Noach spent that year in the United States volunteering at the Jewish Guild for the Blind and paying his bills by working at a moving company and working with Norman and Phyliss to create the beginnings of what would become the Israel Guide Dog Center. For Noach, this was a dream come true as he always had a love for animals. Living and working on a Kibbutz tending to cows and other animals and as a paratrooper in the IDF working with dogs, as Noach states, “It allowed me to combine my love of four legs and bring it to two legs.”
Noach thought that it would be easy to create an organization for helping the blind, it was not as simple as he had anticipated. Years of hard work and lots of red tape and finally Noach Braun can point to one of the great social help organizations in Israel with pride. The Israel Guide Dog Center for the blind, in the past 20 years, has placed over 400 guide dogs, has 170 partnerships and at least 100 families that raise puppies for the Center, many of them university students. This has “changed the attitude of society toward blind people and allowed these university students to give back to society.”
Bracha and Suki
Bracha Ben-Avraham was born in the United States and grew up in Evanston Illinois to a very Zionist family. At 18 she went on a Habomin workshop to Israel. Bracha loved Israel so much that she decided to come back a year later to a kibbutz on the Lebanese border after which she decided to make aliya and stay in Israel.
Vision impaired from birth and legally blind, Bracha had some remnants of vision in both eyes but spent most of her life “pretending she was like everyone else.” She realized that in order to do that, she was “compensating for her disability.” In 1987, Bracha’s vision worsened dramatically and she could no longer compensate and was slowly entering the world of the blind. It was a very hard transition for her to make and she realized that her independence was being threatened and her life was getting out of control.
Three years ago, Bracha called up the Israel Guide Dog Center for the blind and as she states, “from that point onwards my life began to turn around again.” She registered for a guide dog, found one suitable for her named Suki and has been given a full life back.
Bracha says that life is much easier with Suki than trying to walk alone with nothing but a cane for assistance. “You realize that you have to put all your trust in the dog and that your dog is your eyes.” Bracha explains that she trusts Suki completely, in traffic at stop lights and even here in busy Manhattan, a first time trip for Suki.
Dror and Lyn
Dror Carmelli is a blind sportsman. Dror, who became legally blind as a teenager, maintains a small amount of peripheral vision. He joined the IDF at the age of 18, went on to university and completed it. As the years went by, Dror learned to enjoy sports and realized that he could do sports as a blind person with the help of others. Most of the time, he ran along with others who helped him by guiding him. As he got more involved in sports, his disability became more apparent. The little vision he had, which may have allowed him to tag along with others in a sport activity, was not enough for his daily life. He than turned to the Israel Guide Dog center where he eventually received his guide dog, Lyn. Dror and Lyn have been a team for five years. Dror gives direction to Lyn and along with love and a little bit of nourishment; Lyn takes Dror wherever he needs to go.

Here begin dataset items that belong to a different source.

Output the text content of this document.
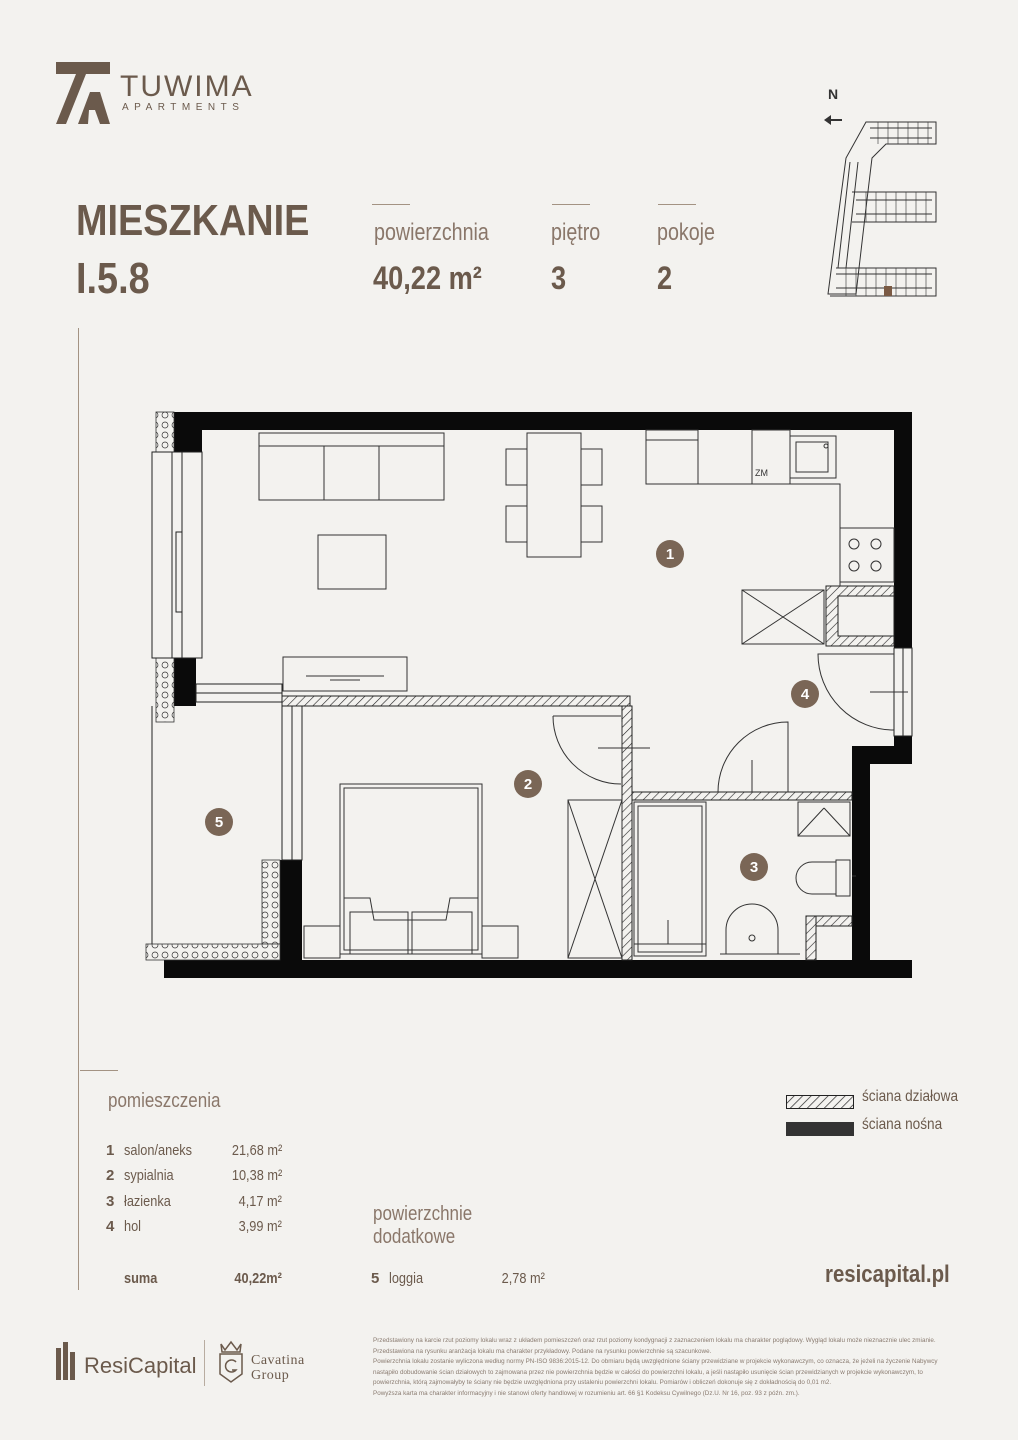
TUWIMA
APARTMENTS
MIESZKANIE
I.5.8
powierzchnia
40,22 m²
piętro
3
pokoje
2
N
ZM
1
2
3
4
5
pomieszczenia
1 salon/aneks	21,68 m²
2 sypialnia	10,38 m²
3 łazienka	4,17 m²
4 hol	3,99 m²
suma	40,22m²
powierzchnie
dodatkowe
5 loggia	2,78 m²
ściana działowa
ściana nośna
resicapital.pl
ResiCapital	Cavatina
Group
Przedstawiony na karcie rzut poziomy lokalu wraz z układem pomieszczeń oraz rzut poziomy kondygnacji z zaznaczeniem lokalu ma charakter poglądowy. Wygląd lokalu może nieznacznie ulec zmianie.
Przedstawiona na rysunku aranżacja lokalu ma charakter przykładowy. Podane na rysunku powierzchnie są szacunkowe.
Powierzchnia lokalu zostanie wyliczona według normy PN-ISO 9836:2015-12. Do obmiaru będą uwzględnione ściany przewidziane w projekcie wykonawczym, co oznacza, że jeżeli na życzenie Nabywcy nastąpiło dobudowanie ścian działowych to zajmowana przez nie powierzchnia będzie w całości do powierzchni lokalu, a jeśli nastąpiło usunięcie ścian przewidzianych w projekcie wykonawczym, to powierzchnia, którą zajmowałyby te ściany nie będzie uwzględniona przy ustaleniu powierzchni lokalu. Pomiarów i obliczeń dokonuje się z dokładnością do 0,01 m2.
Powyższa karta ma charakter informacyjny i nie stanowi oferty handlowej w rozumieniu art. 66 §1 Kodeksu Cywilnego (Dz.U. Nr 16, poz. 93 z późn. zm.).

Roni Dick is an Israel Guide Center Volunteer. At 57 and still working, he and his wife have decided to devote all their free time to helping the blind of Israel. He has taken trips with the blind all over the world, with the idea of showing them that they can lead full and productive lives. They have gone hiking in the mountains of Switzerland and, most recently, in April of this year participated in the March of the Living through Poland. Twenty two people, they marched though Warsaw, Krakow and on to Auschwitz and Birkenau. Most important is that they marched for five days as a group of the blind with their dogs: The blind, who were targeted for death by the Nazis, alongside Jews and other “non-desirables” as useless people and the dogs, who during the Holocaust were used by the Nazis to maul and kill people, especially the weak and disabled.
As Roni says, we came back to show that we are strong and alive and that our dogs are giving us life rather than taking away life. Roni leads a group of bikers called Kain Ve Lo; Kain, meaning yes in Hebrew, are those who have sight and Lo, meaning no in Hebrew, are those who have lost their sight. [Incidentally, “velo” is the French word for “bicycle,” so the name could be rendered “Yes Bike” –ed.]. They peddle together, every weekend in Israel, all over the country to show that as partners, those who have and those who do not can forge a true sense of unity, achdut, that can never be broken.